Oh fuck off with the “GPs aren’t doing anything” bollocks.

I’m a nurse practitioner in a GP surgery. I saw 58 patients (face to face) on one of my workdays this week. I also did 6 telephone consultations and dealt with about 15 emails responding to queries, referrals, results etc.

My GP colleagues average 20-30 telephone consultations EACH daily, as well as seeing maybe 5-10 patients EACH daily. As well as all their admin.

Don’t you dare claim as fact @milly74 that GPs aren’t seeing anyone when you’re talking out of your arse.

And for the record the military is not “The Army.” There are 3 other services too 🙄. And they’re not sitting around waiting to staff empty buildings, they sort of have their regular jobs to do. I’m sure some of you seem to think the Army is some emergency response crew just lying around eating biscuits waiting to be summoned to pull the public out of a shitstorm created by this lying, corrupt, ineffective and frankly shambolic government.
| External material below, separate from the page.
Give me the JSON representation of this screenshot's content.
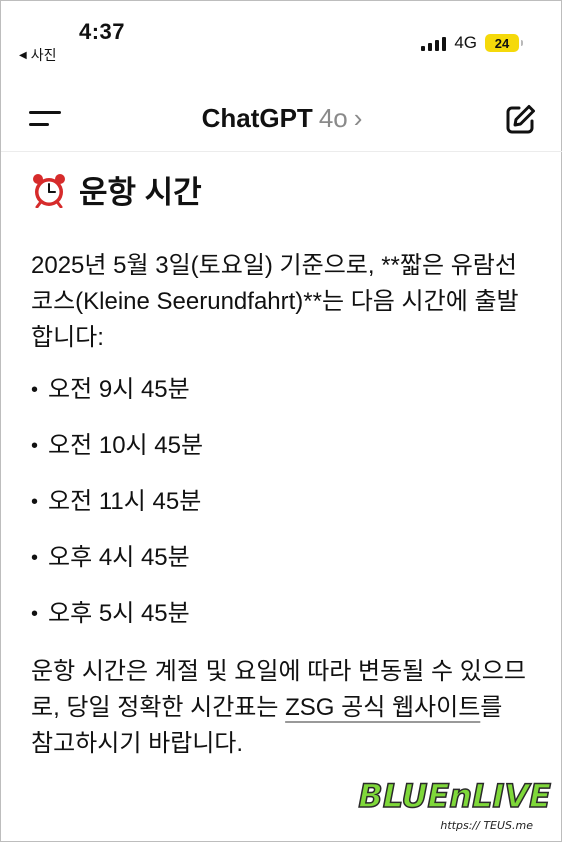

As for “anyone can nurse a Covid patient, how hard can it be” - jeez. I’d struggle to nurse a ventilated multisystem failure complex critically ill patient and I’m a registered nurse with 25 years experience. Honestly, stop and think before you post.

Immaculatemisconception · 11/12/2021 13:31

@Mummamama

The (seven I think) nightingale hospitals that were built last year precisely for COVID have barely been used. Why can we not just set these up again and transfer COVID patients to them freeing up normal hospitals for usual things? My understanding was the army was going to he used to staff them, why can this not happen now?? I understand the importance of not overwhelming the NHS but there doesn't seem to be an end game plan anymore, we can't keep having restrictions forever. At some point surely everyone will get COVID and it seems you can get it multiple times. Is it not better then to use our resources to enable the NHS to cope with the inevitable rather than spending huge amounts on lockdowns?
The data is saying the new variant is milder.
Cheshirewife · 11/12/2021 13:31

As for the PP who thought you could train staff in a few weeks because most of a medical degree is “other, irrelevant stuff”… you are both right and (mainly) wrong.
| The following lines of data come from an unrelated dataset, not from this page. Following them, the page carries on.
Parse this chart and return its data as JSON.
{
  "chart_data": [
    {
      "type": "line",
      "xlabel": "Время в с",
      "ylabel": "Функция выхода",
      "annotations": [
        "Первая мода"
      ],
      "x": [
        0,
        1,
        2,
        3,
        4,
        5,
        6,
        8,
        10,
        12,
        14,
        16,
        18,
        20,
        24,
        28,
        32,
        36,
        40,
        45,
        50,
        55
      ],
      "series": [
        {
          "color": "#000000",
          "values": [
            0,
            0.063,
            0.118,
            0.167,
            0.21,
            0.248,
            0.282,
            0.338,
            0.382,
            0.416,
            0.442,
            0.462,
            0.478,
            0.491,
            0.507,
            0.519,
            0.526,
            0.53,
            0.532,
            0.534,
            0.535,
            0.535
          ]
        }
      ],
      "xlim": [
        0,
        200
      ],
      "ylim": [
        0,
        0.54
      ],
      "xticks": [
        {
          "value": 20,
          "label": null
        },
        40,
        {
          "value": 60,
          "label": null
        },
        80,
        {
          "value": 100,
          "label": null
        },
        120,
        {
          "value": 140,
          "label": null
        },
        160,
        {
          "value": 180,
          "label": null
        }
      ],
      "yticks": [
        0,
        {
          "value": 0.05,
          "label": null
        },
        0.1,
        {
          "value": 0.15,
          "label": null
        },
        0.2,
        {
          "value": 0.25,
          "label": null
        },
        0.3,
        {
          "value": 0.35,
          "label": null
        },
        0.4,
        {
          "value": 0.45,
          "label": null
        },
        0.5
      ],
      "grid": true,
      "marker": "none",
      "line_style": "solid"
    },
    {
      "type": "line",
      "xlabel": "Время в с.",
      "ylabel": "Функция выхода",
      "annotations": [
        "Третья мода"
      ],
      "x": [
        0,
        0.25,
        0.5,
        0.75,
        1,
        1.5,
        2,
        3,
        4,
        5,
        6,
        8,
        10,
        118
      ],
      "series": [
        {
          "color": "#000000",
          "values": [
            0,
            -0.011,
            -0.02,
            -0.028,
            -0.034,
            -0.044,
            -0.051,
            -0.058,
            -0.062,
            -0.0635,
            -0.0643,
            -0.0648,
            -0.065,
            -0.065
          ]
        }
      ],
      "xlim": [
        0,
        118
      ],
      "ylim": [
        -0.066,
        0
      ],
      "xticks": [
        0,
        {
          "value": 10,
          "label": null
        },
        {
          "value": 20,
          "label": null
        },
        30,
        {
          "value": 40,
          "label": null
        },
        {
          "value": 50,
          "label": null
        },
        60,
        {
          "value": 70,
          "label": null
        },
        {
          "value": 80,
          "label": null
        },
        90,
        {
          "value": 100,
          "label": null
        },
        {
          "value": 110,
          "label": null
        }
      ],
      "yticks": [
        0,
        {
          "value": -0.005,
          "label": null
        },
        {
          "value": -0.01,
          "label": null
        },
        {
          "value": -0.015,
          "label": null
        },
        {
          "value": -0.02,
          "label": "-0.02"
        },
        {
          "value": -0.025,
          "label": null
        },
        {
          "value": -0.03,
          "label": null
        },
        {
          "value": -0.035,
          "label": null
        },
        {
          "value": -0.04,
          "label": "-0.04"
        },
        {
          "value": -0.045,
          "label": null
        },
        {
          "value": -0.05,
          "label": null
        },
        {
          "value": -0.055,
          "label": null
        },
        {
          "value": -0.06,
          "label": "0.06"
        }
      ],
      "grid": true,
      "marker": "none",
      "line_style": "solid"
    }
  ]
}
Some of the medical degree is of limited relevance to your final role. It’s the 5-10+ years of training you do after your medical degree that qualifies you for your “day job”. For covid, the crucial factor is having enough qualified anaesthetists and intensivists- both specialities that take some of the longest periods to train!

Also bear in mind that the most poorly covid patients are suffering from multi-organ failure. That isn’t one simple condition but effectively dozens of different problems. This is incredibly complex to treat, even for teams of specialists with 20+ years experience in their fields.